Another book we’re currently working on is the memoir of a photographer, probably to be entitled Recycling Reality, and thankfully the author proposed himself that we use almost no images, which I thought that was very brave of him, using the words to speak for him rather than hiding behind images.

But we also have a memoir called Spring Flower covering the dramatic roller-coaster ride of 20th Century China, involving a peasant girl in Hubei adopted by American missionary doctors in the 1930s… named Jean Perkins… the civil war… teens in Yonkers… the Great Leap Forward… the Cultural Revolution… it’s in many ways a familiar historical vista, but this one is very special. It ties together so many strands: China and America, the past and the present, the countryside and the cities, ignorance and wisdom. We have already published Book 1 of the two-book set, and Book 2, under production, picks up the story in 1950, and is truly heart-rending. Some images are in this case necessary.

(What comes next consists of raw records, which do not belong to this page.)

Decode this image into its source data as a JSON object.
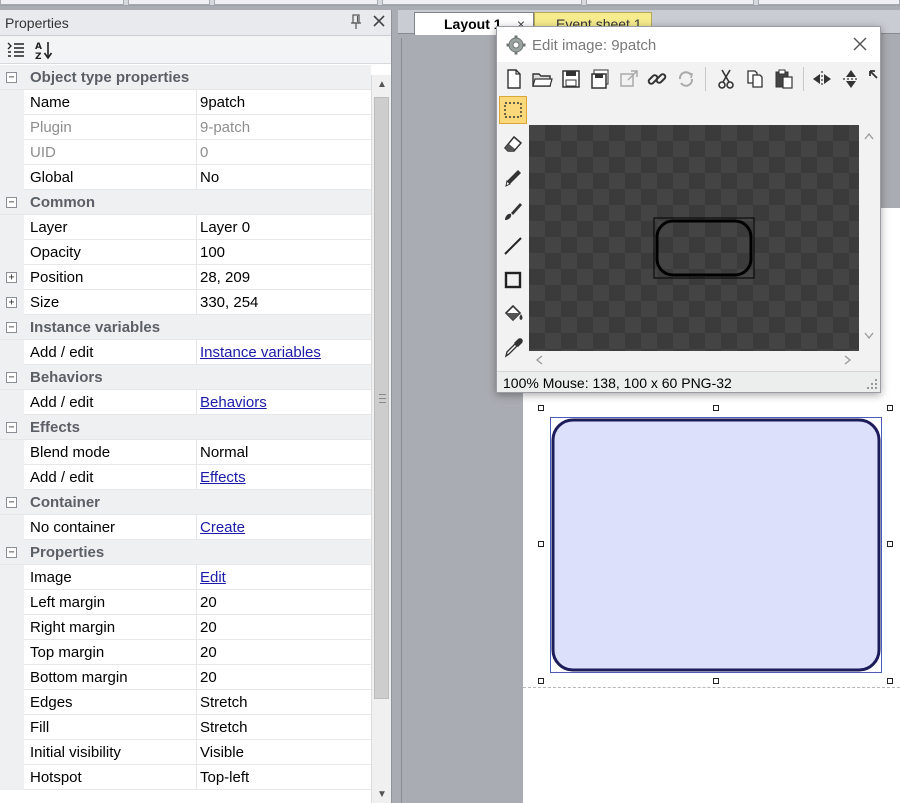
{
  "properties_panel": {
    "title": "Properties",
    "pin_icon": "pin-icon",
    "close_icon": "close-icon",
    "rows": [
      {
        "type": "category",
        "label": "Object type properties",
        "toggle": "−"
      },
      {
        "type": "prop",
        "name": "Name",
        "value": "9patch"
      },
      {
        "type": "prop",
        "name": "Plugin",
        "value": "9-patch",
        "disabled": true
      },
      {
        "type": "prop",
        "name": "UID",
        "value": "0",
        "disabled": true
      },
      {
        "type": "prop",
        "name": "Global",
        "value": "No"
      },
      {
        "type": "category",
        "label": "Common",
        "toggle": "−"
      },
      {
        "type": "prop",
        "name": "Layer",
        "value": "Layer 0"
      },
      {
        "type": "prop",
        "name": "Opacity",
        "value": "100"
      },
      {
        "type": "prop",
        "name": "Position",
        "value": "28, 209",
        "toggle": "+"
      },
      {
        "type": "prop",
        "name": "Size",
        "value": "330, 254",
        "toggle": "+"
      },
      {
        "type": "category",
        "label": "Instance variables",
        "toggle": "−"
      },
      {
        "type": "prop",
        "name": "Add / edit",
        "value": "Instance variables",
        "link": true
      },
      {
        "type": "category",
        "label": "Behaviors",
        "toggle": "−"
      },
      {
        "type": "prop",
        "name": "Add / edit",
        "value": "Behaviors",
        "link": true
      },
      {
        "type": "category",
        "label": "Effects",
        "toggle": "−"
      },
      {
        "type": "prop",
        "name": "Blend mode",
        "value": "Normal"
      },
      {
        "type": "prop",
        "name": "Add / edit",
        "value": "Effects",
        "link": true
      },
      {
        "type": "category",
        "label": "Container",
        "toggle": "−"
      },
      {
        "type": "prop",
        "name": "No container",
        "value": "Create",
        "link": true
      },
      {
        "type": "category",
        "label": "Properties",
        "toggle": "−"
      },
      {
        "type": "prop",
        "name": "Image",
        "value": "Edit",
        "link": true
      },
      {
        "type": "prop",
        "name": "Left margin",
        "value": "20"
      },
      {
        "type": "prop",
        "name": "Right margin",
        "value": "20"
      },
      {
        "type": "prop",
        "name": "Top margin",
        "value": "20"
      },
      {
        "type": "prop",
        "name": "Bottom margin",
        "value": "20"
      },
      {
        "type": "prop",
        "name": "Edges",
        "value": "Stretch"
      },
      {
        "type": "prop",
        "name": "Fill",
        "value": "Stretch"
      },
      {
        "type": "prop",
        "name": "Initial visibility",
        "value": "Visible"
      },
      {
        "type": "prop",
        "name": "Hotspot",
        "value": "Top-left"
      }
    ]
  },
  "tabs": {
    "layout": "Layout 1",
    "layout_close": "×",
    "event_sheet": "Event sheet 1"
  },
  "dialog": {
    "title": "Edit image: 9patch",
    "close": "×",
    "status": "100%  Mouse: 138,  100 x 60  PNG-32"
  },
  "colors": {
    "nine_patch_fill": "#dde0fb",
    "nine_patch_border": "#1c1c5a",
    "link": "#1b1ba8",
    "selected_tool": "#fbd97b"
  }
}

It’s a hard call to make, because I understand how much the images mean to the authors, but my belief is that to include too many devalues the project and reduces the impact of the words. I am sometimes willing to compromise and use a photograph at the beginning of each chapter, and there have been cases when we have done far more photographs. But in terms of the value to readers, I don’t think that we’re doing them a service by placing an image on every other page.

In a recent title The Great Wall in 50 Objects we have of course a picture of every object and, as indicated above, they are found either at the start of every chapter or in a color photo edition in the middle. The Lettuce Diaries, a fantastic exposé of a foreign businessman’s efforts to found a business in China, has no images because the author basically didn’t take any. And with some titles, such as Hokkaido, A History of Japan’s Northern Isle and its People, there are lots of artifacts and things that could be illustrated, but my thought is that that is what the internet is for. It is possible to Google these things and have instant access to hundreds of images of these objects so why bother.

This fewer-to-no-pix approach also pushes the author to obviate the need for the images by writing more and better descriptions, which is a more responsible attitude from a publishing point of view, in my opinion at least. So if you submit a manuscript, make sure that the places and the people are memorably built out in words before you attach any JPEGs. Happy writing!